Travelling by horse and coach across the Jutland moors would be unpleasant and take time. Viljar had recovered from his violent haemorrhage by now, but it had left him so weak that he was unable to speak. The effort of whispering was too much of a strain, so he stayed silent. But he had grasped what the kind priest had said: they would be on their way to Norway! Could anybody have come up with a happier piece of good news? He had given up trying to make Belinda understand that she had to write a letter. He was too scared to raise the subject of Henning again. He could see that she wasn’t quite so confused as before. Now at least she was speaking fairly intelligibly.
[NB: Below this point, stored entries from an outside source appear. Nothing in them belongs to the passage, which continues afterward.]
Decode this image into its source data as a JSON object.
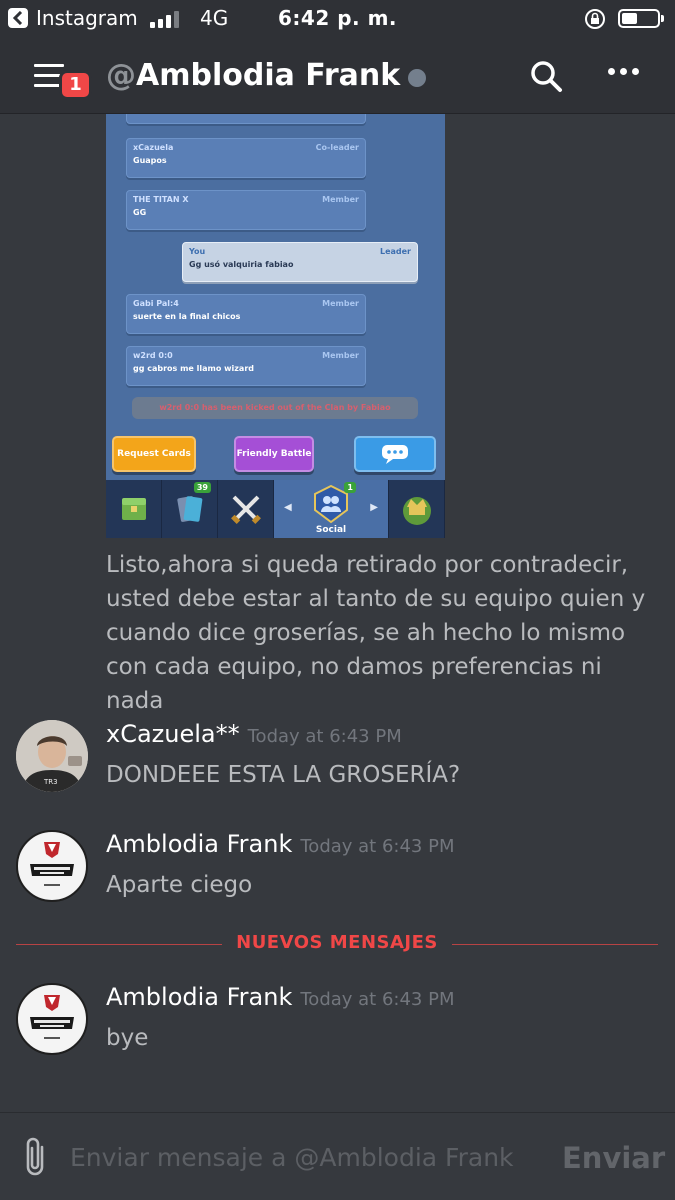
{
  "status_bar": {
    "back_app": "Instagram",
    "network": "4G",
    "time": "6:42 p. m.",
    "battery_level": 0.45
  },
  "header": {
    "menu_badge": "1",
    "at_symbol": "@",
    "dm_name": "Amblodia Frank",
    "presence": "offline"
  },
  "game_screenshot": {
    "chat": [
      {
        "name": "xCazuela",
        "role": "Co-leader",
        "text": "Guapos"
      },
      {
        "name": "THE TITAN X",
        "role": "Member",
        "text": "GG"
      },
      {
        "name": "You",
        "role": "Leader",
        "text": "Gg usó valquiria fabiao"
      },
      {
        "name": "Gabi Pal:4",
        "role": "Member",
        "text": "suerte en la final chicos"
      },
      {
        "name": "w2rd 0:0",
        "role": "Member",
        "text": "gg cabros me llamo wizard"
      }
    ],
    "kicked_notice": "w2rd 0:0 has been kicked out of the Clan by Fabiao",
    "buttons": {
      "request": "Request Cards",
      "friendly": "Friendly Battle"
    },
    "tabs": {
      "cards_badge": "39",
      "social_badge": "1",
      "social_label": "Social"
    }
  },
  "caption": "Listo,ahora si queda retirado por contradecir, usted debe estar al tanto de su equipo quien y cuando dice groserías, se ah hecho lo mismo con cada equipo, no damos preferencias ni nada",
  "messages": [
    {
      "author": "xCazuela**",
      "timestamp": "Today at 6:43 PM",
      "text": "DONDEEE ESTA LA GROSERÍA?"
    },
    {
      "author": "Amblodia Frank",
      "timestamp": "Today at 6:43 PM",
      "text": "Aparte ciego"
    },
    {
      "author": "Amblodia Frank",
      "timestamp": "Today at 6:43 PM",
      "text": "bye"
    }
  ],
  "divider_label": "NUEVOS MENSAJES",
  "composer": {
    "placeholder": "Enviar mensaje a @Amblodia Frank",
    "value": "",
    "send_label": "Enviar"
  },
  "colors": {
    "background": "#36393e",
    "header": "#2f3136",
    "new_messages_red": "#f04747",
    "badge_red": "#f04747",
    "muted_text": "#b9bbbe"
  },
  "icons": [
    "back-icon",
    "signal-icon",
    "orientation-lock-icon",
    "battery-icon",
    "hamburger-menu-icon",
    "search-icon",
    "more-dots-icon",
    "paperclip-icon"
  ]
}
The journey to Norway didn’t register with her. Her world was limited to the fact that she went on treating him as a baby, but she didn’t burble quite so badly now. Viljar felt that this was a big step forward.
They reached Frederikshavn one evening in spring, and drove the horses right down to the harbour because they had been woefully delayed by all the stops they had made on the way for Viljar’s sake. In the harbour came the next shock. The ship was there, ready to leave the next morning. However, when Belinda understood that they were about to embark, she screamed like crazy.
“No, no! Not for anything, never on a boat! Never!”
The priest’s assurances that if they were to reach Norway they had to go by sea were lost on Belinda.
“Never, never!” she yelled, and people crowded around them. Viljar understood her perfectly well. She wasn’t as robust as he was, and he also felt extremely nauseous, a deep, underlying protest at the thought of embarking on a ship and having to face the cruel, cold water once more.
He wanted to tell her that spring was just around the corner and that it wasn’t quite so stormy and cold any more. But he couldn’t speak because his lungs couldn’t cope.
He felt utterly dejected and disappointed, lying there on the stretcher.
We’ll never reach home, he thought, exhausted.